During the summer I got back into drawing digital art. This post aims to walk you through the process of how I turn an idea into a drawing.

Step 1: Concept Sketches

Every good doodle starts with concept sketches. For those unfamiliar, these are free hand drawings that are used to explore potential ideas. Most of the time I draw several different versions of ideas I have to determine if they look good.

Concept sketches also lets me reconfigure an idea that might not work exactly right. A good example of this is the Gengar drawing from my last Pokemon doodle post. Originally it started out looking like this:


The final version is much different. I knew I wanted to draw Gengar as Clefable’s shadow, but these original drawings put far too much emphasis on Clefable. Eventually I remembered the fright jar from Paper Mario. This item caused a giant shadow of Bowser to appear behind the character. The shadow completely grabbed the focus of the frame. Perfect. That idea looked as follows:


And then I got more weird with it, which resulted in these other concept sketches.


Also all the creative work I’ve consumed over my life has a chance of being referenced in my work. Much like the fright jar, it is very easy to incorporate things knowingly, or unknowingly, into your own creations. I’m sure some of you have thought, “hey this reminds me of such and such thing”, and that may very well be because it is loosely based on it.

Step 2: Digital Sketch

Alright. Now that I know what I’m drawing it is time to start a digital sketch. If I didn’t do all my drawings with a mouse I’d be more inclined to just do my concept sketches on the computer, but a mouse doesn’t give my hand the full range of motion a pen does.
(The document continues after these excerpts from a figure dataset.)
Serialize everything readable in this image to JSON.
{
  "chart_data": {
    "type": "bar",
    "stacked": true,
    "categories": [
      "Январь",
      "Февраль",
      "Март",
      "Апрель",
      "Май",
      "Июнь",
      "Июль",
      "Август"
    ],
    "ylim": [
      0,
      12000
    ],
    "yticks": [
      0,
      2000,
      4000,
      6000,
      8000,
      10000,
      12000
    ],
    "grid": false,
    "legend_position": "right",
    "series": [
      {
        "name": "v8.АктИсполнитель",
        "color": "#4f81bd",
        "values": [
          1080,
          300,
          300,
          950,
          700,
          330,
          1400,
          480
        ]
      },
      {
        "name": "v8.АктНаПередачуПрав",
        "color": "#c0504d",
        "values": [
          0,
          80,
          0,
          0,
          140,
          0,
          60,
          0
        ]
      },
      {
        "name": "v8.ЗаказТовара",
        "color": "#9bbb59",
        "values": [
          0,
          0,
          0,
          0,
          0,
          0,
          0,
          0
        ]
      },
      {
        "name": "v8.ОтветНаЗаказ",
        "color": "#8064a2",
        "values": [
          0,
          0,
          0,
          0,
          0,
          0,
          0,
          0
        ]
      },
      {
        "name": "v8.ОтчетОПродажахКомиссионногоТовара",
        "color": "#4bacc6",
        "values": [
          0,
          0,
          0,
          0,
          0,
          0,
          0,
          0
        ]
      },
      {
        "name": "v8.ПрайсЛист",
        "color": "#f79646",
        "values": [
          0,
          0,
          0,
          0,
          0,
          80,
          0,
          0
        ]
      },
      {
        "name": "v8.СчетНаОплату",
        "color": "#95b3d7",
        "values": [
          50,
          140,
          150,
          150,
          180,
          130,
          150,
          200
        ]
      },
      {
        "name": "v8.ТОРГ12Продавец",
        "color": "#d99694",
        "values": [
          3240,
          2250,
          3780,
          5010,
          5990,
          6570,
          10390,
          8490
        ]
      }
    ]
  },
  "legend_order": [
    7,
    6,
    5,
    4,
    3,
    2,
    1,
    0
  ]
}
As such I do my experimentation in the physical realm, and only venture into the digital one once I understand what I’m creating.
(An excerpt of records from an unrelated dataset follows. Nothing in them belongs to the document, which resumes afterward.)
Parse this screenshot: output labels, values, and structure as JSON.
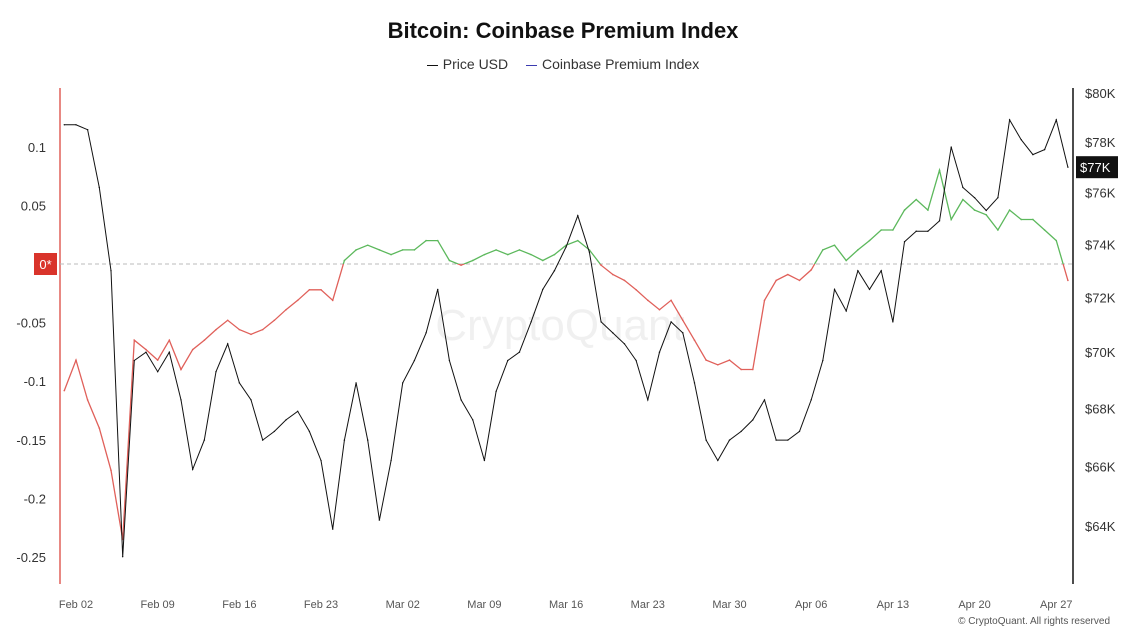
{
  "chart_data": {
    "type": "line",
    "title": "Bitcoin: Coinbase Premium Index",
    "legend": [
      {
        "name": "Price USD",
        "color": "#111111"
      },
      {
        "name": "Coinbase Premium Index",
        "color": "#3b3bb0"
      }
    ],
    "legend_placement": "top-center",
    "start_date": "Feb 01",
    "x_tick_labels": [
      "Feb 02",
      "Feb 09",
      "Feb 16",
      "Feb 23",
      "Mar 02",
      "Mar 09",
      "Mar 16",
      "Mar 23",
      "Mar 30",
      "Apr 06",
      "Apr 13",
      "Apr 20",
      "Apr 27"
    ],
    "x_tick_day_index": [
      1,
      8,
      15,
      22,
      29,
      36,
      43,
      50,
      57,
      64,
      71,
      78,
      85
    ],
    "left_axis": {
      "ticks": [
        0.1,
        0.05,
        -0.05,
        -0.1,
        -0.15,
        -0.2,
        -0.25
      ],
      "tick_labels": [
        "0.1",
        "0.05",
        "-0.05",
        "-0.1",
        "-0.15",
        "-0.2",
        "-0.25"
      ],
      "range": [
        -0.27,
        0.145
      ],
      "zero_label": "0*"
    },
    "right_axis": {
      "scale": "log",
      "ticks": [
        80,
        78,
        76,
        74,
        72,
        70,
        68,
        66,
        64
      ],
      "tick_labels": [
        "$80K",
        "$78K",
        "$76K",
        "$74K",
        "$72K",
        "$70K",
        "$68K",
        "$66K",
        "$64K"
      ],
      "current_label": "$77K",
      "current_value": 77
    },
    "positive_color": "#5cb85c",
    "negative_color": "#e0605a",
    "series": [
      {
        "name": "Price USD",
        "unit": "thousand USD",
        "axis": "right",
        "values": [
          78.7,
          78.7,
          78.5,
          76.2,
          73.0,
          63.0,
          69.7,
          70.0,
          69.3,
          70.0,
          68.3,
          65.9,
          66.9,
          69.3,
          70.3,
          68.9,
          68.3,
          66.9,
          67.2,
          67.6,
          67.9,
          67.2,
          66.2,
          63.9,
          66.9,
          68.9,
          66.9,
          64.2,
          66.2,
          68.9,
          69.7,
          70.7,
          72.3,
          69.7,
          68.3,
          67.6,
          66.2,
          68.6,
          69.7,
          70.0,
          71.1,
          72.3,
          73.0,
          73.9,
          75.1,
          73.7,
          71.1,
          70.7,
          70.3,
          69.7,
          68.3,
          70.0,
          71.1,
          70.7,
          68.9,
          66.9,
          66.2,
          66.9,
          67.2,
          67.6,
          68.3,
          66.9,
          66.9,
          67.2,
          68.3,
          69.7,
          72.3,
          71.5,
          73.0,
          72.3,
          73.0,
          71.1,
          74.1,
          74.5,
          74.5,
          74.9,
          77.8,
          76.2,
          75.8,
          75.3,
          75.8,
          78.9,
          78.1,
          77.5,
          77.7,
          78.9,
          77.0
        ]
      },
      {
        "name": "Coinbase Premium Index",
        "axis": "left",
        "values": [
          -0.108,
          -0.082,
          -0.116,
          -0.14,
          -0.176,
          -0.235,
          -0.065,
          -0.073,
          -0.082,
          -0.065,
          -0.09,
          -0.073,
          -0.065,
          -0.056,
          -0.048,
          -0.056,
          -0.06,
          -0.056,
          -0.048,
          -0.039,
          -0.031,
          -0.022,
          -0.022,
          -0.031,
          0.003,
          0.012,
          0.016,
          0.012,
          0.008,
          0.012,
          0.012,
          0.02,
          0.02,
          0.003,
          -0.001,
          0.003,
          0.008,
          0.012,
          0.008,
          0.012,
          0.008,
          0.003,
          0.008,
          0.016,
          0.02,
          0.012,
          -0.001,
          -0.009,
          -0.014,
          -0.022,
          -0.031,
          -0.039,
          -0.031,
          -0.048,
          -0.065,
          -0.082,
          -0.086,
          -0.082,
          -0.09,
          -0.09,
          -0.031,
          -0.014,
          -0.009,
          -0.014,
          -0.005,
          0.012,
          0.016,
          0.003,
          0.012,
          0.02,
          0.029,
          0.029,
          0.046,
          0.055,
          0.046,
          0.08,
          0.038,
          0.055,
          0.046,
          0.042,
          0.029,
          0.046,
          0.038,
          0.038,
          0.029,
          0.02,
          -0.014
        ]
      }
    ]
  },
  "watermark": "CryptoQuant",
  "footer": "© CryptoQuant. All rights reserved"
}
Using my concept sketch as a reference I’ll create a sketch of what I’d like to draw on my computer. Because it is just a sketch I’m never concerned with the overall quality. Lines can be weird, or extend too far. Frankly the whole thing can look like visual diarrhea. The important thing here is that I have a rough idea of what I’m drawing, and how big it is.
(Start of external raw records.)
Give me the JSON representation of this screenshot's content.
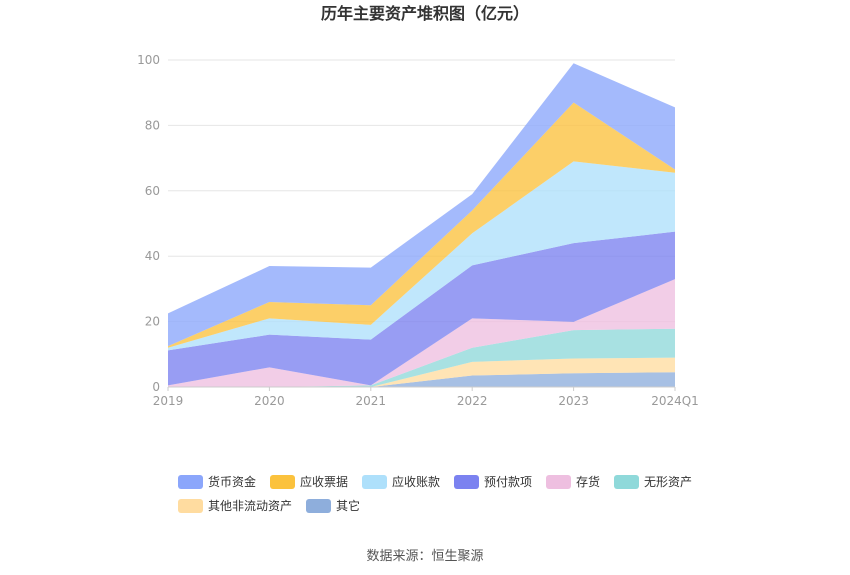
{
  "chart_data": {
    "type": "area",
    "stacked": true,
    "title": "历年主要资产堆积图（亿元）",
    "categories": [
      "2019",
      "2020",
      "2021",
      "2022",
      "2023",
      "2024Q1"
    ],
    "ylim": [
      0,
      100
    ],
    "yticks": [
      0,
      20,
      40,
      60,
      80,
      100
    ],
    "grid": true,
    "legend_position": "bottom",
    "series": [
      {
        "name": "其它",
        "color": "#8eaedc",
        "values": [
          0,
          0,
          0,
          3.5,
          4.2,
          4.5
        ]
      },
      {
        "name": "其他非流动资产",
        "color": "#ffdca0",
        "values": [
          0,
          0,
          0,
          4.2,
          4.5,
          4.5
        ]
      },
      {
        "name": "无形资产",
        "color": "#8fd9da",
        "values": [
          0,
          0,
          0.5,
          4.3,
          8.7,
          8.8
        ]
      },
      {
        "name": "存货",
        "color": "#eebfe0",
        "values": [
          0.5,
          6.0,
          0,
          9.0,
          2.5,
          15.2
        ]
      },
      {
        "name": "预付款项",
        "color": "#7b82f0",
        "values": [
          10.7,
          10.0,
          14.0,
          16.2,
          24.1,
          14.5
        ]
      },
      {
        "name": "应收账款",
        "color": "#aee0fb",
        "values": [
          0.8,
          5.0,
          4.5,
          9.8,
          25.0,
          18.0
        ]
      },
      {
        "name": "应收票据",
        "color": "#fbc23d",
        "values": [
          0.5,
          5.0,
          6.0,
          7.0,
          18.0,
          1.0
        ]
      },
      {
        "name": "货币资金",
        "color": "#8ba6fb",
        "values": [
          10.0,
          11.0,
          11.5,
          5.0,
          12.0,
          19.0
        ]
      }
    ]
  },
  "legend": {
    "items": [
      {
        "name": "货币资金",
        "color": "#8ba6fb"
      },
      {
        "name": "应收票据",
        "color": "#fbc23d"
      },
      {
        "name": "应收账款",
        "color": "#aee0fb"
      },
      {
        "name": "预付款项",
        "color": "#7b82f0"
      },
      {
        "name": "存货",
        "color": "#eebfe0"
      },
      {
        "name": "无形资产",
        "color": "#8fd9da"
      },
      {
        "name": "其他非流动资产",
        "color": "#ffdca0"
      },
      {
        "name": "其它",
        "color": "#8eaedc"
      }
    ]
  },
  "source": "数据来源：恒生聚源"
}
For anyone looking to get into digital art, I’d recommend doing this if you don’t already. Creating a rough sketch can help you work out issues in your drawing before you commit to the final draft. It’s a lot easier to resize something, or adjust a part of a drawing that doesn’t look exactly right when you can draw over everything.

Step 3: Inking/Outlining

It isn’t really inking because it is digital art, but we’re now ready to take our sketch and finalize the lines. Here I turn up the darkness on my blue sketch colour until it is a nice dark grey.

Unlike the previous step all of these lines are going to be visible in the final drawing, so I have to make sure everything looks just right. Because of that there is a lot of ctrl+z’ing in this stage of the drawing. This is also where I’m able to over-correct something I don’t like. Using the Gengar example again, I really didn’t like how the teeth looked in the digital sketch, so I sharpened and made them thinner.


Another example would be the Squirtle I drew. Here I went from it having a huge head, to rounding it out and correcting the jaw so it aligned better with the water it was barfing.


A lot of thought goes into making these monstrosities.

Also, we’re drawing all of these lines on a new layer. That’s important as it locks all of the line art to it’s own special plain. This also means I can disable the visibility of the sketch layer, so it isn’t present in the final product.

Step 4: Colour

I have always hated colouring things. I find drawing fun, but colouring is incredibly tedious. I know some people really enjoy colouring, but I want it to be over as soon as possible which ends up making me very anxious.

Colour selection is pretty easy when you are creating something based on source material. I choose colours that I think are close to what they’re supposed to be and use those. If a particular colour doesn’t quite look right I’ll choose something different on the colour wheel and use that. There is a lot of retrying in this step. Eventually I’ll settle on the colours I like and will colour in the drawing with those.

For colouring I create another layer, which I place under the line art. This will let me colour up to and under the line art so there is no gaps in colour at the edge of the drawing. That’ll take a drawing that is just lines and turn it into a drawing with colour:


And this is what the colour looks like without the lines to provide context:


Step 5: Shading

And now for the final step: adding shading to create the illusion of depth. I think I’m pretty terrible at doing this, but I’m slowly improving.

For this step I add yet another layer and decrease the opacity of the layer. This will make all the colours transparent, which allows the base colour to bleed through. The result is a much better blended look.

As far as colour selection goes, I take the base colour and then move it toward a cooler colour. If it’s red that means making it purple, orange and yellow become dark green, green and purple become blue, and blue goes to a darker shade of blue. I then apply the shadows where I deem appropriate. The trick to this is thinking about the drawing as if it’s in a 3D space adding shadow where appropriate. That’ll make everything appear to have depth even when there isn’t any.


I also occasionally add highlights using a similar approach, but they seldom look correct. That’s a skill I’m still trying to work on, mostly with unpublished art.

So that’s the long, detailed explanation of how I make art. I hope that was informative and interesting.

Also, new art post is coming this month. Still working on some doodles for it. Hope you will all enjoy those.